Can be "made with JS" doesn't mean that by chance it would be in any bit better than long proved and still used solution - not a one of many crippled, always changing, excluding imitations of it - for example like that one: https://news.ycombinator.com/item?id=45183624 (no caching, not instant, transparent or othogonal etc.).

With XSLT removed, Chrome can not claim to be a standard internet browser neither.

There is nothing wrong with XSLT - it's just Google not wanting to fix few bugs since decades - but others have to follow, nothing changes.

Actually.. I can't care less about Chrome - if others will not follow neither allow Google to reach such position claiming to be able to dastandardize working and used solutions.

For what it's worth, there does not exist a "standard internet browser," assuming that means an application that adheres to all relevant web standards. No piece of software exists (at least not publicly) that even adheres to the entirety of any single relevant web standard (e.g. HTML, CSS, ECMAScript, etc.), as far as I know.

Maybe for a few small things like JSON, I suppose, but not for any of the major standards.

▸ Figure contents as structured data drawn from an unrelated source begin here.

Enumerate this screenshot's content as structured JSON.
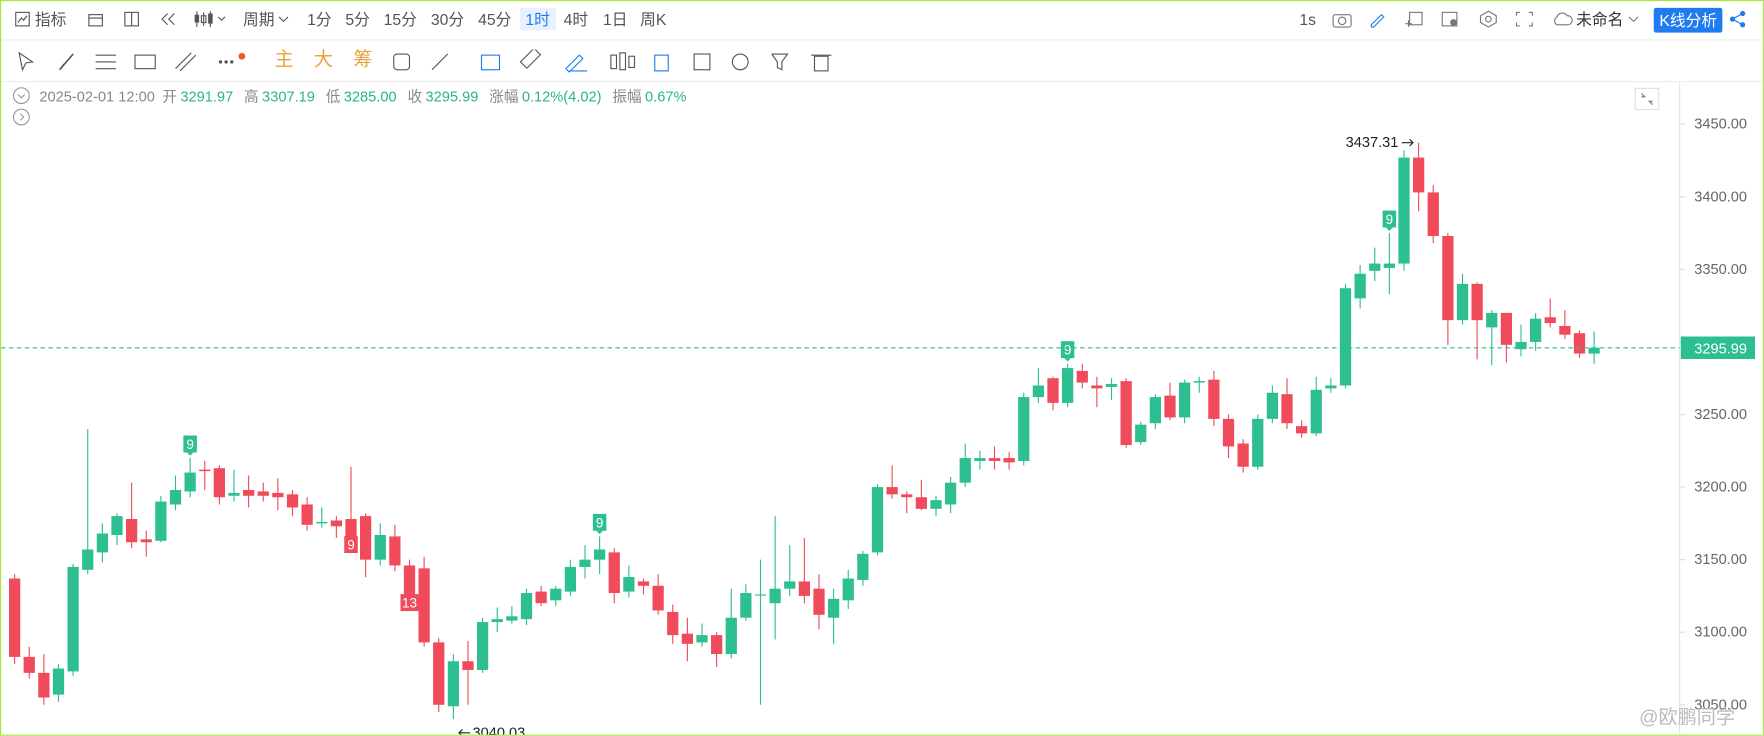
{
  "toolbar": {
    "indicator": "指标",
    "period": "周期",
    "intervals": [
      "1分",
      "5分",
      "15分",
      "30分",
      "45分",
      "1时",
      "4时",
      "1日",
      "周K"
    ],
    "active_interval": 5,
    "speed": "1s",
    "layout_name": "未命名",
    "analysis_button": "K线分析"
  },
  "drawing_toolbar": {
    "main": "主",
    "big": "大",
    "chips": "筹"
  },
  "info": {
    "datetime": "2025-02-01 12:00",
    "open_label": "开",
    "open": "3291.97",
    "high_label": "高",
    "high": "3307.19",
    "low_label": "低",
    "low": "3285.00",
    "close_label": "收",
    "close": "3295.99",
    "change_label": "涨幅",
    "change": "0.12%(4.02)",
    "amplitude_label": "振幅",
    "amplitude": "0.67%"
  },
  "watermark": "@欧鹏同学",
  "chart_data": {
    "type": "candlestick",
    "up_color": "#2dbf91",
    "down_color": "#ef4b5a",
    "open": [
      3137,
      3083,
      3072,
      3057,
      3073,
      3143,
      3155,
      3167,
      3178,
      3164,
      3163,
      3188,
      3197,
      3212,
      3213,
      3194,
      3198,
      3197,
      3196,
      3195,
      3188,
      3175,
      3177,
      3178,
      3180,
      3150,
      3166,
      3146,
      3144,
      3093,
      3049,
      3080,
      3074,
      3107,
      3108,
      3109,
      3128,
      3122,
      3128,
      3145,
      3150,
      3155,
      3128,
      3135,
      3132,
      3114,
      3099,
      3093,
      3098,
      3085,
      3110,
      3126,
      3120,
      3130,
      3135,
      3130,
      3110,
      3122,
      3136,
      3155,
      3200,
      3195,
      3193,
      3185,
      3188,
      3203,
      3218,
      3220,
      3220,
      3218,
      3262,
      3275,
      3258,
      3280,
      3270,
      3269,
      3273,
      3231,
      3244,
      3263,
      3248,
      3272,
      3274,
      3247,
      3230,
      3214,
      3247,
      3264,
      3242,
      3237,
      3268,
      3270,
      3330,
      3349,
      3351,
      3354,
      3427,
      3403,
      3373,
      3315,
      3340,
      3310,
      3320,
      3295,
      3300,
      3317,
      3311,
      3306,
      3291.97
    ],
    "high": [
      3140,
      3090,
      3085,
      3078,
      3147,
      3240,
      3175,
      3182,
      3203,
      3170,
      3194,
      3208,
      3220,
      3218,
      3215,
      3212,
      3208,
      3203,
      3206,
      3198,
      3193,
      3186,
      3180,
      3214,
      3182,
      3175,
      3174,
      3150,
      3152,
      3096,
      3085,
      3094,
      3110,
      3117,
      3118,
      3130,
      3132,
      3132,
      3150,
      3160,
      3166,
      3158,
      3146,
      3137,
      3140,
      3119,
      3110,
      3106,
      3100,
      3130,
      3133,
      3150,
      3180,
      3160,
      3165,
      3140,
      3130,
      3143,
      3156,
      3202,
      3215,
      3197,
      3205,
      3194,
      3207,
      3230,
      3225,
      3228,
      3224,
      3265,
      3282,
      3276,
      3285,
      3285,
      3276,
      3275,
      3275,
      3245,
      3264,
      3272,
      3274,
      3276,
      3280,
      3250,
      3233,
      3250,
      3270,
      3275,
      3246,
      3276,
      3275,
      3340,
      3353,
      3365,
      3375,
      3432,
      3437.31,
      3408,
      3375,
      3347,
      3341,
      3322,
      3320,
      3312,
      3320,
      3330,
      3322,
      3308,
      3307.19
    ],
    "low": [
      3078,
      3068,
      3050,
      3052,
      3070,
      3140,
      3148,
      3160,
      3158,
      3152,
      3162,
      3184,
      3193,
      3198,
      3188,
      3190,
      3186,
      3190,
      3184,
      3180,
      3170,
      3172,
      3165,
      3155,
      3138,
      3146,
      3142,
      3115,
      3090,
      3045,
      3040.03,
      3050,
      3072,
      3100,
      3106,
      3105,
      3118,
      3118,
      3125,
      3137,
      3140,
      3120,
      3124,
      3126,
      3112,
      3092,
      3080,
      3090,
      3076,
      3082,
      3108,
      3050,
      3095,
      3125,
      3120,
      3102,
      3092,
      3116,
      3132,
      3153,
      3192,
      3182,
      3184,
      3180,
      3182,
      3200,
      3212,
      3212,
      3212,
      3215,
      3258,
      3253,
      3255,
      3268,
      3255,
      3260,
      3227,
      3229,
      3240,
      3246,
      3244,
      3265,
      3242,
      3220,
      3210,
      3212,
      3244,
      3240,
      3234,
      3235,
      3265,
      3268,
      3323,
      3342,
      3333,
      3349,
      3390,
      3368,
      3298,
      3312,
      3288,
      3284,
      3286,
      3290,
      3294,
      3310,
      3302,
      3289,
      3285
    ],
    "close": [
      3083,
      3072,
      3055,
      3075,
      3145,
      3157,
      3168,
      3180,
      3162,
      3162,
      3190,
      3198,
      3210,
      3211,
      3193,
      3196,
      3194,
      3194,
      3193,
      3186,
      3174,
      3176,
      3173,
      3160,
      3150,
      3167,
      3146,
      3120,
      3093,
      3050,
      3080,
      3074,
      3107,
      3109,
      3111,
      3127,
      3120,
      3130,
      3145,
      3150,
      3157,
      3127,
      3138,
      3132,
      3115,
      3098,
      3092,
      3098,
      3085,
      3110,
      3127,
      3126,
      3130,
      3135,
      3125,
      3112,
      3123,
      3137,
      3154,
      3200,
      3195,
      3193,
      3185,
      3191,
      3203,
      3220,
      3220,
      3218,
      3217,
      3262,
      3270,
      3258,
      3282,
      3272,
      3268,
      3271,
      3229,
      3243,
      3262,
      3248,
      3272,
      3273,
      3247,
      3228,
      3214,
      3247,
      3265,
      3244,
      3237,
      3267,
      3270,
      3337,
      3347,
      3354,
      3354,
      3427,
      3403,
      3373,
      3315,
      3340,
      3315,
      3320,
      3298,
      3300,
      3316,
      3313,
      3305,
      3292,
      3295.99
    ],
    "td_labels": [
      null,
      null,
      null,
      null,
      null,
      null,
      null,
      null,
      null,
      null,
      null,
      null,
      "9",
      null,
      null,
      null,
      null,
      null,
      null,
      null,
      null,
      null,
      null,
      "9",
      null,
      null,
      null,
      "13",
      null,
      null,
      null,
      null,
      null,
      null,
      null,
      null,
      null,
      null,
      null,
      null,
      "9",
      null,
      null,
      null,
      null,
      null,
      null,
      null,
      null,
      null,
      null,
      null,
      null,
      null,
      null,
      null,
      null,
      null,
      null,
      null,
      null,
      null,
      null,
      null,
      null,
      null,
      null,
      null,
      null,
      null,
      null,
      null,
      "9",
      null,
      null,
      null,
      null,
      null,
      null,
      null,
      null,
      null,
      null,
      null,
      null,
      null,
      null,
      null,
      null,
      null,
      null,
      null,
      null,
      null,
      "9",
      null,
      null,
      null,
      null,
      null,
      null,
      null,
      null,
      null,
      null,
      null,
      null,
      null,
      null
    ],
    "ylim": [
      3031,
      3479
    ],
    "yticks": [
      {
        "value": 3050,
        "label": "3050.00"
      },
      {
        "value": 3100,
        "label": "3100.00"
      },
      {
        "value": 3150,
        "label": "3150.00"
      },
      {
        "value": 3200,
        "label": "3200.00"
      },
      {
        "value": 3250,
        "label": "3250.00"
      },
      {
        "value": 3300,
        "label": "3300.00"
      },
      {
        "value": 3350,
        "label": "3350.00"
      },
      {
        "value": 3400,
        "label": "3400.00"
      },
      {
        "value": 3450,
        "label": "3450.00"
      }
    ],
    "last_price_line": true,
    "mark_extremes": true
  }
}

And not just as in they implement a superset of the standards - every browser implements a distinct set of each standard that is neither a subset nor a superset.

I'm still not a fan of Chrome nor the effect it has on the web.

The standard so far is to respect existing standards still in use, peoples effort and work done already - but not to outsource bug fixing costs by forcing any of that to be redone or lost.

- as in Europe, I don't see neither how taxpayers money or users time (if still alive) could be forcibly used to cover the costs of some far away corporation savings (on bug fixing) and profit, downgrading then a lot into more costly, less maintainable, not standard solutions.

But I see less of that money but much better used - to support any of open, independent, not for profit, conforming to standards browsers instead - in not following what a big corporation says and want.